Auteur : Jennifer Carter
Traducteur : Sevy Snape
Correctrice : Agatha Brume
Disclaimer : Les personnages et l'histoire appartiennent à leurs créateurs respectifs. En revanche, la traduction est à moi.
Résumé : Parfois il n'est pas utile de partir dans un autre monde pour vivre la plus belle des aventures...
Warning : Rated M. Certaines situations décrites (viol, enfant battu...) et l'emploi de termes crus sont de nature à heurter la sensibilité de certaines personnes.
NdT : Salut à tous, c'est
moi... tel que vous me voyez j'essaye de me faire le plus discret
possible... un peu comme un Nox... parce que je vais faire une chose
que j'abhorre vraiment ! C'est-à-dire mettre un chapitre sans qu'Agatha
ne l'ait relu et corrigé mais là je n'ai plus trop le choix. Nous avons
une vie de dingue ces dernières semaines et ce n'est pas près de
s'arranger au cours des suivantes.
Pour résumer : Ca y est j'ai mon CDI ! J'étais donc à la recherche très
active d'appart et là c'est super moins drôle parce que je n'en trouve
pas ... Donc oui, arrêtez de vous marrez, je suis toujours chez papa et
maman... qui me dises encore quand je dois aller au lit... Severus qui
secoue la tête d'un côté et de l'autre un peu désespéré
Et maintenant je dois partir en stage pendant trois semaines au Mans,
sans pc ni Internet ! Le seul truc que je vois de positif c'est que je
vais pouvoir avancer mes fics parce que ça commence un peu à grogner
dans les coursives et méandres de mes mails...
Voilà donc un premier jet de la trad' bientôt rééditée et corrigée.
Sevy
RAR :
Ankh An-Ki : Content que cela te plaise.
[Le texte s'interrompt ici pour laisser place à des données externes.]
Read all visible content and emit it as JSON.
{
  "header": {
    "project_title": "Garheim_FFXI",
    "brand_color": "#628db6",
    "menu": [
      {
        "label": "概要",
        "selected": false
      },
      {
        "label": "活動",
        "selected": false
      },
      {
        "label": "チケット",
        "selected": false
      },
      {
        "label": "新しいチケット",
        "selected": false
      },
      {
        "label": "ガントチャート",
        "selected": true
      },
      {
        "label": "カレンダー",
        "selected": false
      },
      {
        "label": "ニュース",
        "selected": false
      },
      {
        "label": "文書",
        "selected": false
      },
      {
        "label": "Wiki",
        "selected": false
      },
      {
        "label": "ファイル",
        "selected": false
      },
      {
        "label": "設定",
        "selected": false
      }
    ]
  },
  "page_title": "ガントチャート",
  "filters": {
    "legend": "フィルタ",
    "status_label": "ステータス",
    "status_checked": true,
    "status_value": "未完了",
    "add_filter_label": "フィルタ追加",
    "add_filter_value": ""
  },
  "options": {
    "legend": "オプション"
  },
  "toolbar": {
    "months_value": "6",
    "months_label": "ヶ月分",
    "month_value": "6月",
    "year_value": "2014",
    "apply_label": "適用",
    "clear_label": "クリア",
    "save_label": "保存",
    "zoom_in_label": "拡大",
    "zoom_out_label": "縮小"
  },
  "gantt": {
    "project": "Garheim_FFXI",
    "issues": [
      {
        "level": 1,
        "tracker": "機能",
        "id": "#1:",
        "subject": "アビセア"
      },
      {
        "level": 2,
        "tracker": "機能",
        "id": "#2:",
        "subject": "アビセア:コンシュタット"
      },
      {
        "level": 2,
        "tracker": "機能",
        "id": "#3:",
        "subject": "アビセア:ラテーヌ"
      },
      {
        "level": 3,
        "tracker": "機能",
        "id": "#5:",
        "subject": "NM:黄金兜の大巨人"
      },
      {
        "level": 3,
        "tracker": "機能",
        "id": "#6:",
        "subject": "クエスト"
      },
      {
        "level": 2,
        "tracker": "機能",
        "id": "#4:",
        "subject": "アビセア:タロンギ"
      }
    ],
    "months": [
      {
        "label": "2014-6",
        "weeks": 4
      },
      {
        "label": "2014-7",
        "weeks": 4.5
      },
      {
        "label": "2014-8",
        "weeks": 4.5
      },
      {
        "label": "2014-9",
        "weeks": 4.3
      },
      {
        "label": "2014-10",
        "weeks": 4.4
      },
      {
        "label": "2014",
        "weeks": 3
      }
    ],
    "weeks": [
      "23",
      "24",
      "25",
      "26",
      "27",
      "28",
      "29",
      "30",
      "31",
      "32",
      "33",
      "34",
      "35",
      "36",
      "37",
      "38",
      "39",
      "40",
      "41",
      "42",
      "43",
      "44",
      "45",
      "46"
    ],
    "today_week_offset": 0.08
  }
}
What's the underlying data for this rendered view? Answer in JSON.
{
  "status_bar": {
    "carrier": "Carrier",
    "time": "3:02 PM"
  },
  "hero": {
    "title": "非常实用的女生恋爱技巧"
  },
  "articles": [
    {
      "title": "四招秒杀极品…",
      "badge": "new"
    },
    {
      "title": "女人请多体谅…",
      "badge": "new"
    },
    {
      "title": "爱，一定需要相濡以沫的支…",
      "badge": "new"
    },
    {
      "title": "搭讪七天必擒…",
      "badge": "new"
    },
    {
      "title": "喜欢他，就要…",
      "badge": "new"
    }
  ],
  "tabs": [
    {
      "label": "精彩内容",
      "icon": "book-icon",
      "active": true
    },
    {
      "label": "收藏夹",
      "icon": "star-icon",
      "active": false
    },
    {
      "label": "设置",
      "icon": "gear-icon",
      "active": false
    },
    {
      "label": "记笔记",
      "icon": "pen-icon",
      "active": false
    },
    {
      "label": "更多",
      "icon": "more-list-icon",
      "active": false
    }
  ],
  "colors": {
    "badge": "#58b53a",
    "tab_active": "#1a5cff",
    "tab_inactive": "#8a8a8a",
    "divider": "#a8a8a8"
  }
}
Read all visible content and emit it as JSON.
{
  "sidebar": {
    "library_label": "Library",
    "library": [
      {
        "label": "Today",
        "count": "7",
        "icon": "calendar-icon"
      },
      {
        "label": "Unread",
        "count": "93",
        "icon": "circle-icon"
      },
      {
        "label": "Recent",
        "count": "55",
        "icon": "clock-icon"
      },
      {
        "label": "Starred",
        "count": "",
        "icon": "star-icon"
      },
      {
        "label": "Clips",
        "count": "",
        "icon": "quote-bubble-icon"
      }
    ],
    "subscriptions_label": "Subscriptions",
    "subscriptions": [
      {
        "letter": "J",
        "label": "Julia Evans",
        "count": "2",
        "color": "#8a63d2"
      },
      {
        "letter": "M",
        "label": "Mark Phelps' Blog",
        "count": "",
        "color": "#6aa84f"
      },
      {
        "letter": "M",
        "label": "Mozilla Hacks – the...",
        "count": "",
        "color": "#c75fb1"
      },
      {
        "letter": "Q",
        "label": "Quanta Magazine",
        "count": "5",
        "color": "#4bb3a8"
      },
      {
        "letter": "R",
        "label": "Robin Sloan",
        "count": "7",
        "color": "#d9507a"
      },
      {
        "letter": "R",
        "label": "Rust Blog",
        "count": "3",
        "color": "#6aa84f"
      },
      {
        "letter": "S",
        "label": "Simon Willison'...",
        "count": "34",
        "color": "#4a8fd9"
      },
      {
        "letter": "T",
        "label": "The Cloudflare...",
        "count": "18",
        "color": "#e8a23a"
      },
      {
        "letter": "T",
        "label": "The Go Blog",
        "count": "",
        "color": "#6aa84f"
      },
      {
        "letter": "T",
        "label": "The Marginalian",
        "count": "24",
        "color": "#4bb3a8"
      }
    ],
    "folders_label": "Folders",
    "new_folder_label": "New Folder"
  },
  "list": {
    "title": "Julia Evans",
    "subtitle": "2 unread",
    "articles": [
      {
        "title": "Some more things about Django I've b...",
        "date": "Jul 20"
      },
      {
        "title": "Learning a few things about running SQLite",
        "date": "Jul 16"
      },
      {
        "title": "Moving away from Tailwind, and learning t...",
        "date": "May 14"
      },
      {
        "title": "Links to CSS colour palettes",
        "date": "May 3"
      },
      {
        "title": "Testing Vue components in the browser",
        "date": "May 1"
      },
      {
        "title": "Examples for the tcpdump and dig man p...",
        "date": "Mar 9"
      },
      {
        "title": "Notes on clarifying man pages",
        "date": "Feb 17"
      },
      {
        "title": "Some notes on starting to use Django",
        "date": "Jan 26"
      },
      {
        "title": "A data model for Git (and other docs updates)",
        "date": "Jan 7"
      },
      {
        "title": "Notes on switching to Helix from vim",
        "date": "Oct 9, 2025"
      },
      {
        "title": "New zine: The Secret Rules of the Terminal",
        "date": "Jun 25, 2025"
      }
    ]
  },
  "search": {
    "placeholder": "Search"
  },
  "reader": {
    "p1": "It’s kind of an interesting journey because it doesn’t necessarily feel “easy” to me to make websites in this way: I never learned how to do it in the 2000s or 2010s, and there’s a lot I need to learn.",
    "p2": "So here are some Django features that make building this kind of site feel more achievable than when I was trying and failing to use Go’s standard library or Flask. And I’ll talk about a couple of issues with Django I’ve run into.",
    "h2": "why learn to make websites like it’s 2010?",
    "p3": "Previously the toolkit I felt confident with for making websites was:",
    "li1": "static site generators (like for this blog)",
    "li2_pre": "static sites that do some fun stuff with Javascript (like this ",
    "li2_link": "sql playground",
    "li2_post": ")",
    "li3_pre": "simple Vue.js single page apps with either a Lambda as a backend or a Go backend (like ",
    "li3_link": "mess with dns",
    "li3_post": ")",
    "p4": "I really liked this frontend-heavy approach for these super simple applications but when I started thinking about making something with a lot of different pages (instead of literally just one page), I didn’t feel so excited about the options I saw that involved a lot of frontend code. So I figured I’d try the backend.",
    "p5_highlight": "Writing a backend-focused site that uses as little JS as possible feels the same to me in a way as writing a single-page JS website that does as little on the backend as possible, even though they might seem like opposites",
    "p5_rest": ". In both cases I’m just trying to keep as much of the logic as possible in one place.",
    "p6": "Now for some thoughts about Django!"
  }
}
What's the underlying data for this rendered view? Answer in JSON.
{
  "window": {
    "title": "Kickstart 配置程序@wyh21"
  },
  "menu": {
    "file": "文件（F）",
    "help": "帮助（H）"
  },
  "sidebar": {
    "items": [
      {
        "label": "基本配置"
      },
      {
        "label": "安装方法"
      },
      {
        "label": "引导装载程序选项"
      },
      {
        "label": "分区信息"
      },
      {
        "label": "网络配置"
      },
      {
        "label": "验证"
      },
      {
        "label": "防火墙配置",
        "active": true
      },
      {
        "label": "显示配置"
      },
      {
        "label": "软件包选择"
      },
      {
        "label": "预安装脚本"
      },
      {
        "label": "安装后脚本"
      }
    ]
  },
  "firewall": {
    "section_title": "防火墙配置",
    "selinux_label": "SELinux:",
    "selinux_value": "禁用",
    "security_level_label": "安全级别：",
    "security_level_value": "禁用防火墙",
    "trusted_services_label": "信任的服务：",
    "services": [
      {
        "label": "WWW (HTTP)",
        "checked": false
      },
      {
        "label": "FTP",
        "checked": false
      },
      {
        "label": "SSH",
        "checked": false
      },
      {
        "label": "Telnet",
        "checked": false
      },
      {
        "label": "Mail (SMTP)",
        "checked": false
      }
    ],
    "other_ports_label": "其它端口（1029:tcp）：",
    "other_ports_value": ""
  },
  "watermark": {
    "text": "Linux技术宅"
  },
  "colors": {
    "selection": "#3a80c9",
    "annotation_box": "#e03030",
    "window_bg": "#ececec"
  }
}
Voila la suite.
Albi : Merci pour le compliment. Bonne lecture.
Kaede : L'histoire est placée entre les saisons 2 et 3. La romance arrive... un peu de patience et tu auras la réponse. En fait, c'est pareil pour Jessie... Toutes les réponses sont contenues dans les prochains chapitres.
Tyto27 : Merci de tes encouragements. J'espère que la suite te plaira autant.
loommyloon : Effectivement, l'histoire est intrigante. Elle devrait le rester encore quelque temps.
Abus
"POV de Jack"
Sam et moi nous précipitâmes vers elle alors qu'elle glissait sur le sol. "Réveille toi Jessie," dis-je. Rien. Je retirai ses cheveux de ses yeux et posait ma main sur sa joue. "Allez mon cœur… s'il te plait réveille toi."
Dieu elle est si petite.
Sam trouva son pouls. "J'ai son pouls, mais il est extrêmement faible."
Je pris très vite ma décision et la saisit dans mes bras. Elle s'agita un peu quand je la soulevais. Nous la sortîmes rapidement de la salle des M.A.L.P. direction l'infirmerie.
(Jack ? Sam ?)
(Nous sommes là) pensais-je pour elle, essayant de la réconforter.
(J'ai peur. Ca fait tellement mal.)
Je l'étreins plus fort. Son souffle s'affaiblissait. "Tiens bon ma puce. Nous y sommes presque."
Nous rencontrâmes le Général Hammond qui sortait de son bureau avec Teal'c et Daniel. "Colonel O'Neill. Mais qu'est-ce qui se passe ici ?" demanda-t-il.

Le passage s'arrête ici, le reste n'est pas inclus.